I think most Americans, at least the average American, not the high flying financiers and market players, are beginning to understand this. Saks, Bloomingdales and Nordstrom’s sales are down, Wal-Mart sales are up. Starbucks sales are down, McDonalds sales are up. Why buy $3 coffee when you can get it for $1.50?
The recent Fed “stress tests” of banks showed us nothing – who doesn’t believe the reports weren’t rigged? Now we are told, don’t worry about the big banks, it’s the smaller local and regional banks that face big losses, due to the commercial real estate loans. These loans could generate up to $600 Billion in losses within the next year. How convenient – hmmm… do you think when this happens, the USG will step in with more money - not for the smaller local and regional banks, but for the major banking institutions (you know, the ones too big to fail). Then these banks will come in and rescue the smaller banks, buying them and placing them under their control.
How convenient; we will have the major (too big to fail) banks, controlled by the USG with the TARP funds and stock ownership, now controlling the local and regional banks. I’m no conspiracy theorist (so to speak) but what a convenient way to nationalize and consolidate the entire U.S. banking sector, slowly, a bite at the time with not a peep out of the U.S citizens.

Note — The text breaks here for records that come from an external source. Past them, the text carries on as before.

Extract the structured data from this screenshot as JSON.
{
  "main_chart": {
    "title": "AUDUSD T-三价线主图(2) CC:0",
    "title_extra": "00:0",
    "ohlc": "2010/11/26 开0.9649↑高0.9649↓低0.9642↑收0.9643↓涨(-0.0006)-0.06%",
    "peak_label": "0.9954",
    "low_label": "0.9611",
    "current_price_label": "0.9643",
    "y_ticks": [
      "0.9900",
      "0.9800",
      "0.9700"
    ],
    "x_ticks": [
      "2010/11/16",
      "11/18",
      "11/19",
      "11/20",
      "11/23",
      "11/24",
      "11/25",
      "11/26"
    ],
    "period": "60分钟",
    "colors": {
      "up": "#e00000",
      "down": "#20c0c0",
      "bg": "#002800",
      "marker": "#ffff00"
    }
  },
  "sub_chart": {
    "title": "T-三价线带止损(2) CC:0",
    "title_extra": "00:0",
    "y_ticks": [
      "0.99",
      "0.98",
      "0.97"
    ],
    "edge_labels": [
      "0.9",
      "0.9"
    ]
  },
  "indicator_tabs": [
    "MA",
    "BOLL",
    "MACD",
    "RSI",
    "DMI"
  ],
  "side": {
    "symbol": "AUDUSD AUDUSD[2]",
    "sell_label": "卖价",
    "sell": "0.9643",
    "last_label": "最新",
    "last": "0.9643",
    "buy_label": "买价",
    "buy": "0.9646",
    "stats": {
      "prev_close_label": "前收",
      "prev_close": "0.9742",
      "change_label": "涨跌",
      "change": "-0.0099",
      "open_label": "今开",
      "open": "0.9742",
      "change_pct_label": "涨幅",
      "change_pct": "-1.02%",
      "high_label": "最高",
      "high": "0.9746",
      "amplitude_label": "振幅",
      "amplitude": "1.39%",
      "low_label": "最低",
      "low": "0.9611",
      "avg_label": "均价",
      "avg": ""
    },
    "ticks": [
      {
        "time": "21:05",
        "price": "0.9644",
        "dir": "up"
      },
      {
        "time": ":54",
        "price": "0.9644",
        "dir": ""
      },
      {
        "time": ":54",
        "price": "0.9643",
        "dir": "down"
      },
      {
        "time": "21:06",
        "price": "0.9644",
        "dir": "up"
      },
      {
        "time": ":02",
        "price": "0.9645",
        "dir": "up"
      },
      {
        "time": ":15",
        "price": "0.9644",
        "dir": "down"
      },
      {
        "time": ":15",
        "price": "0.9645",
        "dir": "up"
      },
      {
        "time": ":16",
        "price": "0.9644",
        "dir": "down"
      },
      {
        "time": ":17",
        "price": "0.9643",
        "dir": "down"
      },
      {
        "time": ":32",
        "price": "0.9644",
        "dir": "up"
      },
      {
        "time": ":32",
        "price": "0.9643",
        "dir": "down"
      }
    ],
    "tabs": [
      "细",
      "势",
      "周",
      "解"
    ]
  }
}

Kind of like boiling a live frog!
The USG and 16 states are suing the pharmaceutical giant Wyeth for fraud for giving discounts to hospitals that it did not offer to Medicaid – gotta love government insurance. You see, Medicaid is a government controlled monopoly, and when you make the laws and control the distribution system anyone that does not play by your rules is immediately a criminal. Wyeth is a criminal organization because they did not offer the USG the same deal they offered others… so much for a free market. I cannot wait for our national health care plan.
Oil prices are up, gasoline is projected to stabilize at about $2.50 per gallon (more or less) this year. Housing starts for April were estimated at 525,000 (annualized) but came in at 458,000 (annualized). This was a 12.8% decrease. Where’s the headlines? This does not sound like we’ve hit bottom. Just so you can compare, January 2006 housing starts were an annualized 2.27 million… All this adds up to – THE RECESSION (DEPRESSION?) ISN”T OVER!
Like I said – we need to get our heads out of the sand and realize, the recession is still here, in our face and it is not going away anytime soon. As I wrote the other day, we must take a stand against Fedzilla and its unmitigated grab for power. Given the current Federal spending and increase in deficit, we are headed for trouble far worse than the recession we are now facing.
We cannot let this economic downturn be a catalyst for more Federal control and spending. The individual States need to band together and make a stand against Fedzilla now, before all rights are lost and the concept of statehood becomes only a geographical term denoting the area of the country you live in.